You can use the Anchor Point Tool to convert points between corner mode, mirrored anchor mode, and split anchor mode. Not sure if those are the official terms.
If the anchor has its handles visible, you can also alt+click+drag one handle to automatically convert it to a split anchor / cusp / whatever the cool kids are calling it.
Forgive me for being a little skeptical but can you show us a screenshot of the "toast shape" done in Adobe Illustrator (showing the guide lines, please)? (I'm changing the challenge a bit because just dragging the top line isn't the same as bestowing the top corners with guides and this challenge now necessitates the guides):
And make sure to tell us how long it took you. In SVG Path Builder the toast shape above took me 10 seconds, and it never gave me grief by trying to curve the sides, while still giving me the guides for each of the relevant corner nodes. Drawing that in Inkscape is just as easy. Same for CorelDraw.
If you can manipulate the guides of your corner nodes and have them affect only the top side, then you've succeeded in making those two top corner nodes cusp. I have never seen anyone online showing cusp nodes in Illustrator.
Again, the anchor point tool is necessary here. First you drag the top line up to add split anchors (or cusp nodes, haven't ever used that term) to the two adjacent points. Then you can use either the anchor point tool or the direct selection tool to adjust the two new anchors.
One feature Adobe Illustrator is sorely lacking (afaik) is grid snapping for anchors. They will snap to objects, lines, and points, but grid snapping would be really helpful.
This should just be the interface for path editing in Inkscape. Inkscape already has these features, but you have to randomly and madly left, right, and double-click various things along with some random keyboard modifiers until you get what you want.
On another note, Blender seriously needs a more intuitive interface like this.
Inkscape could have had the world if they just copied Adobe Illustrator, but instead they came up with their own unfamiliar UI. I'm not saying their UI is worse that Illustrator (although I feel that way personally), but it's not better enough to justify the learning curve.

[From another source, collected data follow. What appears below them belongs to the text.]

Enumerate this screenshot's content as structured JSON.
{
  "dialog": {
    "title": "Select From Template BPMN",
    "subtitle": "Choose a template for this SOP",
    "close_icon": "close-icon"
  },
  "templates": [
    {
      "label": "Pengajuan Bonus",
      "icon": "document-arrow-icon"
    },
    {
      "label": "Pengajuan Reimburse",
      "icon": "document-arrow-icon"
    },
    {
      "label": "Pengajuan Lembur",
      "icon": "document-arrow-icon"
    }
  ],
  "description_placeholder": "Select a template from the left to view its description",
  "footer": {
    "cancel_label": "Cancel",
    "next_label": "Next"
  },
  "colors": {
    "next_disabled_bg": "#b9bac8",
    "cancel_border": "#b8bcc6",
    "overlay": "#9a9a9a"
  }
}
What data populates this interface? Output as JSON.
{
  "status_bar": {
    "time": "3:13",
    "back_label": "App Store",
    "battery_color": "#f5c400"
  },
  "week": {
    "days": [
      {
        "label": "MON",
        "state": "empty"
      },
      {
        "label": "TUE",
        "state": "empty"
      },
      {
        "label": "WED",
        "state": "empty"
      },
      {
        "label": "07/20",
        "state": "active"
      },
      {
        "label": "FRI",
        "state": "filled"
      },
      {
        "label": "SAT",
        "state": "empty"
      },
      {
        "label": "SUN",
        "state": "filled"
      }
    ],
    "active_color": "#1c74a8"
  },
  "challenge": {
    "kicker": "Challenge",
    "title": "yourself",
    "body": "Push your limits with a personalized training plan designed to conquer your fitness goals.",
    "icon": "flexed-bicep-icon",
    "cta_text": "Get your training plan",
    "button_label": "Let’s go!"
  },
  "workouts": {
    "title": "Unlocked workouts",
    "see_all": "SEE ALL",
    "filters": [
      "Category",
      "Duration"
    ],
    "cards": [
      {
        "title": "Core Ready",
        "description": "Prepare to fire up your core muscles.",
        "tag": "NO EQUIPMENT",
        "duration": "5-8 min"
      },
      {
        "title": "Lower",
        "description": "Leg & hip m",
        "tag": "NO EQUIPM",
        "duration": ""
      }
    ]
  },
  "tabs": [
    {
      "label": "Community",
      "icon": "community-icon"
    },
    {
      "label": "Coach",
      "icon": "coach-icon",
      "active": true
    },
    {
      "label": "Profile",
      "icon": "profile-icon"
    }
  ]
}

I have to imagine Inkscape contributors were smart enough to realize this, so I guess they were afraid of getting sued. Same goes for Gimp/Photoshop.
You star! I was fumbling around with animatron (also pretty good) but this is more direct implementation for what I need for static svg paths. Great job!
Lovely. I kind of grown affected to SVG after I had to create a lot of SVGs at our last customer. It's cool because all you need is a text editor and a SVG viewer (I use [1]) to create images.
Manually creating paths can be pretty difficult though and that's why I am happy to see tools like this one.
It would also be really nice to have a feature to hide the points and control points to see what you've made more clearly.